They’re called alkali metals. These are reduction-oxidation reactions, which occur when one reactant (in this case the alkali metal) loses an electron and the other (water) gains. The alkali metal starts as having no charge (we write this as, for example Na(s) or Na with a little zero where the plus or minus usually goes if it’s an ion). It is oxidized and the water is reduced (remember, LEO says GER – lose electron oxidation; gain electron reduction). So in the case of sodium, a sodium atom goes from Na(zero, if I could write that here) to Na+. It loses one electron to become a sodium ion. The reason the alkali metal is so easily oxidized is that its lone electron in its outer shell is unstable. This is true of all alkali metals, which is why they’re all lined up in the left column on the periodic table. Electrons like to at least be paired, and preferably have eight in an outer shell (an octet). Given the opportunity, a lone electron in an outer shell is not going to stay that way. When the alkali metal loses that electron (oxidation), it moves to a lower energy state, giving off energy in the form of heat. In a reaction with water, the energy change is huge, and the reaction is violent, melting and ripping apart the alkali metal. This only speeds the reaction, as a steadily increasing metal surface area is exposed to water.

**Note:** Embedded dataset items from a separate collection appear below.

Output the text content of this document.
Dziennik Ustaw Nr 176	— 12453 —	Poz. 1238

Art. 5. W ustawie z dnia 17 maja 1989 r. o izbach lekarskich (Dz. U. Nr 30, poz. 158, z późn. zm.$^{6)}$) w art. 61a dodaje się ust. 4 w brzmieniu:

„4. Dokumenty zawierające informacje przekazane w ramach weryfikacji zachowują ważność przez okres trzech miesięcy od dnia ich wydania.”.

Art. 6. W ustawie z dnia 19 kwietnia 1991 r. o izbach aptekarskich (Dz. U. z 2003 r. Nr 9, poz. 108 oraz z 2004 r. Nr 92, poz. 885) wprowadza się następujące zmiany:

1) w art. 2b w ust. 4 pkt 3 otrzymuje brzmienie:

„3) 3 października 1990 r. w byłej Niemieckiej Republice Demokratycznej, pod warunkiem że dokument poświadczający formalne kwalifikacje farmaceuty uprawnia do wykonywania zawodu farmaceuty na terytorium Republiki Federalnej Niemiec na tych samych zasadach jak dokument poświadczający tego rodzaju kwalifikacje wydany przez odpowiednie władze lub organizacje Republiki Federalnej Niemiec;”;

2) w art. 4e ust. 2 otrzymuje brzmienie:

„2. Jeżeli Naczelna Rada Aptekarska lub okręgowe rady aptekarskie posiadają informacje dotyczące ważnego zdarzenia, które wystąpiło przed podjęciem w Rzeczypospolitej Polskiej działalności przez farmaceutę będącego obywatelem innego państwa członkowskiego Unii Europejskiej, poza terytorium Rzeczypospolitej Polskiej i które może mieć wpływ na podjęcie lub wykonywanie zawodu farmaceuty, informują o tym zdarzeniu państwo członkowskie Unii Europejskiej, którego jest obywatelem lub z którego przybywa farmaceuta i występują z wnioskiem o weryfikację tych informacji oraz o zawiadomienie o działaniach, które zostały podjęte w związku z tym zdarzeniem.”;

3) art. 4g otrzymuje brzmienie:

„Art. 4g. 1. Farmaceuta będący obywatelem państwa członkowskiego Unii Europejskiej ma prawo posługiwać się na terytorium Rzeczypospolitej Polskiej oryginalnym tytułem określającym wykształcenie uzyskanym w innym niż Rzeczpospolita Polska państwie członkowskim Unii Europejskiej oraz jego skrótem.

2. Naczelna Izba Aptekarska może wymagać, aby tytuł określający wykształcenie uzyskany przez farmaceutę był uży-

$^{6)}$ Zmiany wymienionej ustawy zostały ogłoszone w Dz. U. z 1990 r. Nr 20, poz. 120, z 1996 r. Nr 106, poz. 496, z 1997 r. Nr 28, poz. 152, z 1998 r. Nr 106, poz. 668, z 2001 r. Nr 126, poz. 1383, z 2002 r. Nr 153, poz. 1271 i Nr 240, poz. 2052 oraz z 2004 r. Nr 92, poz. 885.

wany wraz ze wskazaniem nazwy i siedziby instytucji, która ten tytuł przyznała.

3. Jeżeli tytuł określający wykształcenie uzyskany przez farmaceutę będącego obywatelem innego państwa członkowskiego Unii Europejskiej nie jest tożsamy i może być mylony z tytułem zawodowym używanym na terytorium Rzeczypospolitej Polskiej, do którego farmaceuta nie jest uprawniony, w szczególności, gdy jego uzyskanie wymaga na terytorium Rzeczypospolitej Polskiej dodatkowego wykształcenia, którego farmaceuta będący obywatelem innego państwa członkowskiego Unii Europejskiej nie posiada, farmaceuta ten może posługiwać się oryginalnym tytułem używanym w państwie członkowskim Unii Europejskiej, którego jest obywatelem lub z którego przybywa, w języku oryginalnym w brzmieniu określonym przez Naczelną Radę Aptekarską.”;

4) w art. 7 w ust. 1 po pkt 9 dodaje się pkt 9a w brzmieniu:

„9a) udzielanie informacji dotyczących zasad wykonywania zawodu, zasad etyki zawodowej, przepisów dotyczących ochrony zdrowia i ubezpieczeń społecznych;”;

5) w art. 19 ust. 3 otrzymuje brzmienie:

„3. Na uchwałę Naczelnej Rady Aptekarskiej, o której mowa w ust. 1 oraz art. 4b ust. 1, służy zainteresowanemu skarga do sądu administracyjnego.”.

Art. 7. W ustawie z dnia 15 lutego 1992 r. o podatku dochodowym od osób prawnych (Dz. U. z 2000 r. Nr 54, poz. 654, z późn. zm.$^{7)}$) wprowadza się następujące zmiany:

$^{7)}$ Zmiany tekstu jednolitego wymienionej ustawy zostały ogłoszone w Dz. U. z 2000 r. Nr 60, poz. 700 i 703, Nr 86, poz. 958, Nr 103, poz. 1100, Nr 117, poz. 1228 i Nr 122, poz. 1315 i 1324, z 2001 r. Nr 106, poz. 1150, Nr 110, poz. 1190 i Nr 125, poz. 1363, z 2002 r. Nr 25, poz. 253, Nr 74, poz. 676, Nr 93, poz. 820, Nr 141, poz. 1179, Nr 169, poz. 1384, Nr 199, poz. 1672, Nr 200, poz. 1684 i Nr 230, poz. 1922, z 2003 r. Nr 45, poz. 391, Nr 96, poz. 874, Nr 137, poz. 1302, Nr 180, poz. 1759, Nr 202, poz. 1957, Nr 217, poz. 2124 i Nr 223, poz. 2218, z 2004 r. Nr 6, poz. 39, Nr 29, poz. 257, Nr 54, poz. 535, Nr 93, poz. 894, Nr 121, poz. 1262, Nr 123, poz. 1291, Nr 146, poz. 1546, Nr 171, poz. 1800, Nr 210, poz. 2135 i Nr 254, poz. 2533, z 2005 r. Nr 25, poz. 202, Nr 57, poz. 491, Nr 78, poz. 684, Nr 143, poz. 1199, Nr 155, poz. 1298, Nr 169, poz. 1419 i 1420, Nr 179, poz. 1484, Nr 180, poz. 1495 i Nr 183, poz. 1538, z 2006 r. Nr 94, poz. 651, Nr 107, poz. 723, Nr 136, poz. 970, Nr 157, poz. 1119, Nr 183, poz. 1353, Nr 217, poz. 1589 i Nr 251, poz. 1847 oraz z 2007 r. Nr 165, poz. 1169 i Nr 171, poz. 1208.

Reacting with water, the alkali metal donates its lone electron to a hydrogen on a water molecule, stripping it off the water molecule and leaving the electron pair that the hydrogen shared with the rest of the molecule behind, turning the water molecule into OH-, a hydroxide ion. Do this on two hydrogen atoms from two different water molecules, and you immediately put together H2, which is, as you know, flammable. The massive heat from the reaction causes the H2 to combust in the presence of the oxygen in the air. The oxygen for the combustion comes from air, not water.